Doğrusunu isterseniz Reis Bey ağır bir eserdir. Hemen her cümlesi felsefe yükünü sırtlanmış bu oyunun sahneye nasıl konulacağı kadar, kelime hazinesi maalesef tükenmiş yeni nesil tarafından çok da takip edilemeyeceği endişesiyle gittim Büyük Salon'daki oyuna. Fakat kapıdan itibaren salonu ışıklı gözleriyle aydınlatmış gençleri görünce, çok sevindim. Tek kişilik boş yer kalmadan oynuyormuş oyun, 2 Ekim 2018'den bugüne. 

Konu kasvetli, hicranlı bir konu. Adeta otomatik hale gelmiş bir ceza yargıcının, hayattan, insandan, sevgiden kopuk meslek aşkı, onu bir zalime dönüştürmüştür. Hukuk ve kanun arasındaki hayati farklılığı, çarpıcı bir şekilde ortaya koyuyor bu piyes. Reis Bey, insanların suçluluğunu esas alır, zararlı insanların toplumdan derhal ayıklanması gerektiği fikrindedir. Bir masumu idam ettikten sonra büyük bir sarsıntı yaşar... Adaletin ve merhametin sarsıntısıdır bu.     

Üstad Necip Fazıl bir edebiyat ve düşünce dehası olarak edebiyatın her alanında önemli eserler verdi. Şairdi. Romancıydı. Düşünce adamıydı. Hikayeciydi. Tiyatro yazarıydı. Gazeteciydi. Hatipti. Bir ilham şelalesi olarak çağladı durdu ömrü boyunca. Tiyatroyu hep ayrı tuttu sanat yolunda; ''Tiyatro, mistik bir aynadır'' derdi. 

1976'da Kültür Bakanlığı'nca 3 cilt halinde yayımlanan 15 değerli tiyatro eseri arasındadır, ‘Reis Bey’. Adaleti; cezalandırmaktan ibaret sayan, baskıcı bir ağır ceza reisinin, yanlış verdiği bir karar neticesinde asılan masum bir adam, piyesin tüm sahnelerinde vicdanınızda sallanıp duruyor. Ruhu sanki sahnede dolanıyor. 

Kapladığımız alan, bir başkasının gasp edilmiş alanı mı? 

Adalet, niçin hava, su ve ekmek kadar önemli. 

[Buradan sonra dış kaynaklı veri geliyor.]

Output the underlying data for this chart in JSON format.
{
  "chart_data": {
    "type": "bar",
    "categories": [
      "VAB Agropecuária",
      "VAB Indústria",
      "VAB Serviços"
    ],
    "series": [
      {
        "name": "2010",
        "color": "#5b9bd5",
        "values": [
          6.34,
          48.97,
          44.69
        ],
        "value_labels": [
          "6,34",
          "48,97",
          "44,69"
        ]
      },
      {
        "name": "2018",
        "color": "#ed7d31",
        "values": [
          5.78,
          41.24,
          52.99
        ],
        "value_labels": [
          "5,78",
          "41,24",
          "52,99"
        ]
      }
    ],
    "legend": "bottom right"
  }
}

Adaleti sağlamakla görevli olanlar, merhametten uzak düşerlerse, mazlumların ah'ı onları nasıl çarpar... 

Zor sorular, bunlar. 

Gariplerin, kimsesizlerin, en alttakilerin, gece insanlarının, fukaraların, gurebanın, itilmişlerin, kovulmuşların, kaçındıklarımızın başrolde olduğu bir oyun bu. Tiyatrodan çıktıktan sonra, bir müddet uyuyamadım. Ağlayanların sesi, bir inilti olarak benimle birlikte bütün gece sağdan sola döndü, yatağım ısırgan otlarıyla doldu... 

Özellikle Hukuk Fakültesi öğrencileri tarafından rağbetle seyrediliyormuş oyun. Benim aklıma siyasetçiler de geldi. Keşke hepsi seyretse bu oyunu. Adalet ve merhametin ne kadar önemli olduğunu dışarıdan bir gözle seyredebilseler. Tiyatronun bu özelliği var. Bir insanlık ibreti. Bizi insanlığımıza yaklaştırıyor, vicdanımıza ışık tutuyor. 

Reis Bey, bir adalet eleştirisi ve bir merhamet manifestosu olarak da okunmalı ve seyredilmeli... 

İdam'a hayatım boyunca karşı çıkmış bir hukukçu olarak vicdanımı haklı çıkartan bu oyunu sahneye koydukları için devlet tiyatrolarına tekrar teşekkür ediyorum.